Inheritance of resistance to mammalian herbivores and of plant defensive chemistry in an Eucalyptus species

Hybridization in plants provides an opportunity to investigate the patterns of inheritance of hybrid resistance to herbivores, and of the plant mechanisms conferring this resistance such as plant secondary metabolites. We investigated how inter-race differences in resistance of Eucalyptus globulus to a generalist mammalian herbivore, Trichosurus vulpecula, are inherited in their F₁ hybrids.
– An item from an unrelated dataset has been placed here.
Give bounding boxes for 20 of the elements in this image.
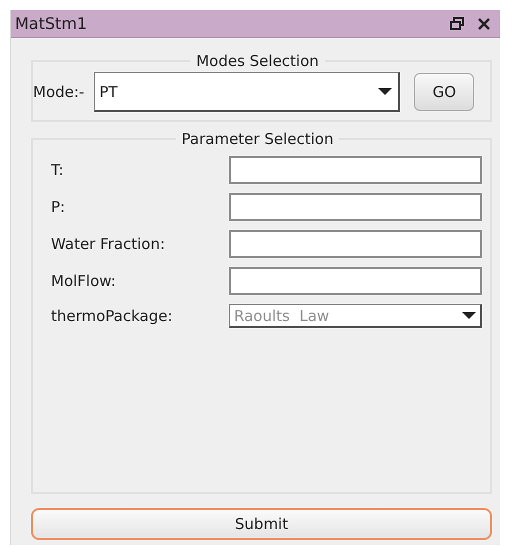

We assessed browsing damage of 3-year-old trees in a common environment field trial on four hybrid types of known progeny. The progeny were artificial intra-race crosses and reciprocal inter-race F₁ hybrids of two geographically distinct populations (races) of E. globulus north-eastern Tasmania and south-eastern Tasmania. Populations of trees from north-eastern Tasmania are relatively susceptible to browsing by T. vulpecula, while populations from south-eastern Tasmania are more resistant. We assessed the preferences of these trees in a series of paired feeding trials with captive animals to test the field trial results and also investigated the patterns of inheritance of plant secondary metabolites. Our results demonstrated that the phenotypic expression of resistance of the inter-race F₁ hybrids supported the additive pattern of inheritance, as these hybrids were intermediate in resistance compared to the pure parental hybrids. The expression of plant secondary metabolites in the F₁ hybrids varied among major groups of individual compounds. The most common pattern supported was dominance towards one of the parental types. Together, condensed tannins and essential oils appeared to explain the observed patterns of resistance among the four hybrid types. While both chemical groups were inherited in a dominant manner in the inter-race F₁ hybrids, the direction of dominance was opposite. Their combined concentration, however, was inherited in an additive manner, consistent with the phenotypic differences in browsing.